Indes: Benedikt XVI. habe schon bei seiner Wahl offen gesagt, dass ihm das Amt eigentlich eine zu grosse Last sei, gibt Massimo Agostinis, Korrespondent von Radio SRF in Rom, zu bedenken. «Er hat diesen Eindruck in all den Jahren nie widerlegt. Man hatte nie das Gefühl, er habe Freude.»
Päpste sind auf Lebenszeit gewählt, das Kirchenrecht sieht allerdings die Möglichkeit eines Rücktrittes vor. Johannes Paul II. liess dies 1983 festschreiben.
Einzige Bedingung: Der Schritt muss freiwillig erfolgen («ut renuntiatio libere fiat») und ordnungsgemäss kundgetan werden («rite manifestetur»). Begründen muss der Papst seinen Rücktritt nicht.
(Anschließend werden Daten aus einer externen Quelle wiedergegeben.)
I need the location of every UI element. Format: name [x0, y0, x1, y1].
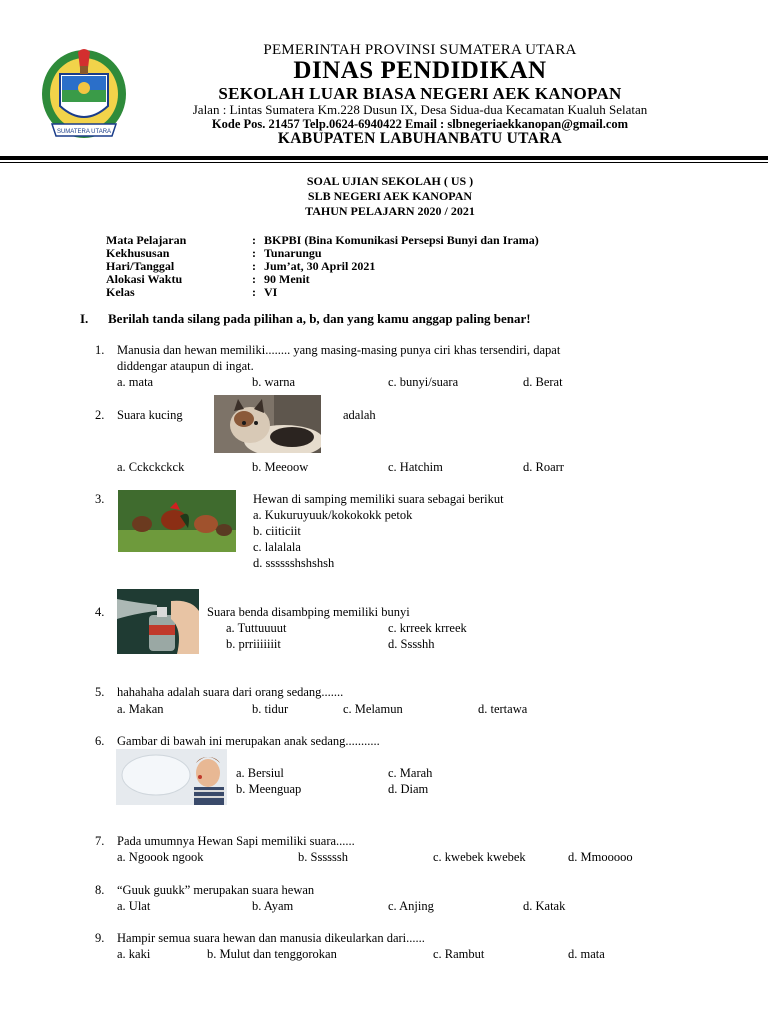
- option-a[interactable]: a. Cckckckck: [117, 460, 185, 474]
- info-sep: :: [252, 272, 256, 286]
- exam-title: SOAL UJIAN SEKOLAH ( US ): [306, 174, 474, 188]
- option-c[interactable]: c. kwebek kwebek: [433, 850, 526, 864]
- question-number: 9.: [95, 931, 105, 945]
- info-label: Kelas: [106, 285, 135, 299]
- option-b[interactable]: b. Ayam: [252, 899, 294, 913]
- option-b[interactable]: b. ciiticiit: [253, 524, 301, 538]
- option-a[interactable]: a. mata: [117, 375, 154, 389]
- info-label: Hari/Tanggal: [106, 259, 175, 273]
- question-number: 7.: [95, 834, 105, 848]
- info-label: Kekhususan: [106, 246, 170, 260]
- spray-can-image: [117, 589, 199, 654]
- option-c[interactable]: c. bunyi/suara: [388, 375, 459, 389]
- info-label: Alokasi Waktu: [106, 272, 183, 286]
- section-numeral: I.: [80, 311, 89, 326]
- option-c[interactable]: c. Anjing: [388, 899, 434, 913]
- option-d[interactable]: d. mata: [568, 947, 605, 961]
- question-text: Manusia dan hewan memiliki........ yang masing-masing punya ciri khas tersendiri, dapat: [117, 343, 561, 357]
- option-a[interactable]: a. Ngoook ngook: [117, 850, 204, 864]
- chicken-image: [118, 490, 236, 552]
- question-text: Suara benda disambping memiliki bunyi: [207, 605, 410, 619]
- question-number: 3.: [95, 492, 105, 506]
- question-text: Hewan di samping memiliki suara sebagai berikut: [253, 492, 504, 506]
- question-text: hahahaha adalah suara dari orang sedang.......: [117, 685, 344, 699]
- letterhead-regency: KABUPATEN LABUHANBATU UTARA: [277, 130, 563, 147]
- option-a[interactable]: a. Bersiul: [236, 766, 284, 780]
- question-number: 2.: [95, 408, 105, 422]
- info-value: 90 Menit: [264, 272, 310, 286]
- logo-ribbon-text: SUMATERA UTARA: [56, 129, 112, 135]
- info-value: Tunarungu: [264, 246, 322, 260]
- option-b[interactable]: b. tidur: [252, 702, 289, 716]
- info-sep: :: [252, 259, 256, 273]
- header-rule-thick: [0, 156, 768, 160]
- option-c[interactable]: c. Melamun: [343, 702, 403, 716]
- info-sep: :: [252, 233, 256, 247]
- option-d[interactable]: d. tertawa: [478, 702, 528, 716]
- option-b[interactable]: b. prriiiiiiit: [226, 637, 281, 651]
- question-number: 4.: [95, 605, 105, 619]
- info-sep: :: [252, 285, 256, 299]
- question-number: 1.: [95, 343, 105, 357]
- option-c[interactable]: c. Marah: [388, 766, 433, 780]
- option-a[interactable]: a. Kukuruyuuk/kokokokk petok: [253, 508, 413, 522]
- option-c[interactable]: c. krreek krreek: [388, 621, 467, 635]
- option-b[interactable]: b. Meenguap: [236, 782, 302, 796]
- option-b[interactable]: b. Mulut dan tenggorokan: [207, 947, 337, 961]
- question-text: Gambar di bawah ini merupakan anak sedang...........: [117, 734, 380, 748]
- cat-image: [214, 395, 321, 453]
- option-d[interactable]: d. Katak: [523, 899, 566, 913]
- question-text: “Guuk guukk” merupakan suara hewan: [117, 883, 315, 897]
- option-c[interactable]: c. Rambut: [433, 947, 485, 961]
- letterhead-address: Jalan : Lintas Sumatera Km.228 Dusun IX, Desa Sidua-dua Kecamatan Kualuh Selatan: [192, 102, 648, 117]
- option-d[interactable]: d. Sssshh: [388, 637, 435, 651]
- header-rule-thin: [0, 162, 768, 163]
- option-c[interactable]: c. Hatchim: [388, 460, 443, 474]
- option-d[interactable]: d. Roarr: [523, 460, 564, 474]
- info-value: Jum’at, 30 April 2021: [264, 259, 376, 273]
- info-value: BKPBI (Bina Komunikasi Persepsi Bunyi dan Irama): [264, 233, 539, 247]
- option-c[interactable]: c. lalalala: [253, 540, 301, 554]
- info-sep: :: [252, 246, 256, 260]
- letterhead-contact: Kode Pos. 21457 Telp.0624-6940422 Email : slbnegeriaekkanopan@gmail.com: [211, 117, 629, 131]
- option-b[interactable]: b. Meeoow: [252, 460, 309, 474]
- question-text: Hampir semua suara hewan dan manusia dikeularkan dari......: [117, 931, 425, 945]
- option-a[interactable]: a. Ulat: [117, 899, 151, 913]
- question-text-cont: adalah: [343, 408, 376, 422]
- option-d[interactable]: d. sssssshshshsh: [253, 556, 335, 570]
- letterhead-agency: DINAS PENDIDIKAN: [293, 57, 547, 84]
- letterhead-province: PEMERINTAH PROVINSI SUMATERA UTARA: [263, 42, 577, 58]
- question-number: 5.: [95, 685, 105, 699]
- letterhead-school: SEKOLAH LUAR BIASA NEGERI AEK KANOPAN: [218, 84, 622, 103]
- question-text-cont: diddengar ataupun di ingat.: [117, 359, 254, 373]
- option-b[interactable]: b. warna: [252, 375, 296, 389]
- government-logo: [38, 44, 130, 144]
- question-number: 6.: [95, 734, 105, 748]
- question-text: Pada umumnya Hewan Sapi memiliki suara......: [117, 834, 355, 848]
- option-b[interactable]: b. Ssssssh: [298, 850, 349, 864]
- info-label: Mata Pelajaran: [106, 233, 187, 247]
- option-d[interactable]: d. Mmooooo: [568, 850, 633, 864]
- exam-year: TAHUN PELAJARN 2020 / 2021: [305, 204, 475, 218]
- info-value: VI: [264, 285, 278, 299]
- question-number: 8.: [95, 883, 105, 897]
- section-instruction: Berilah tanda silang pada pilihan a, b, dan yang kamu anggap paling benar!: [108, 311, 531, 326]
- question-text: Suara kucing: [117, 408, 183, 422]
- option-a[interactable]: a. Makan: [117, 702, 164, 716]
- option-a[interactable]: a. Tuttuuuut: [226, 621, 287, 635]
- option-a[interactable]: a. kaki: [117, 947, 151, 961]
- child-blowing-image: [116, 749, 227, 805]
- option-d[interactable]: d. Diam: [388, 782, 429, 796]
- option-d[interactable]: d. Berat: [523, 375, 563, 389]
- exam-school: SLB NEGERI AEK KANOPAN: [307, 189, 473, 203]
«Versöhnung ist nicht gelungen»
Benedikt XVI. geht: Von einem «grossen und mutigen Schritt» spricht Norbert Bischofberger, Redaktionsleiter «Sternstunden» bei SRF.
Doch wie ist sein Pontifikat einzuschätzen? Wie prägte Benedikt die katholische Kirche? «Joseph Ratzinger war einst Professor. Er stand lange Zeit der Glaubenskongregation vor und war damit oberster Glaubenshüter. Glaubenshüter und Professor, das ist Ratzinger auch als Papst geblieben.» Er habe versucht, zwischen den verschiedenen Strömungen in der Kirche zu vermitteln. «Versöhnung ist ihm nicht wirklich gelungen.»
Und dann war da noch Vatileaks. In den Jahren 2011 und 2012 gelangten geheime Dokumente aus dem Vatikan an die Öffentlichkeit. Briefe, Faxe, Notizen. Der Schuldige war schnell gefunden: Paolo Gabriele, der Kammerdiener des Papstes. Für Ratzinger ein Schock. Auch sonst stand der Papst innerhalb der Kirche unter Druck. «Aus heutiger Sicht kann man vielleicht sagen: Das waren die ersten Wehen der Nachfolgeregelung.»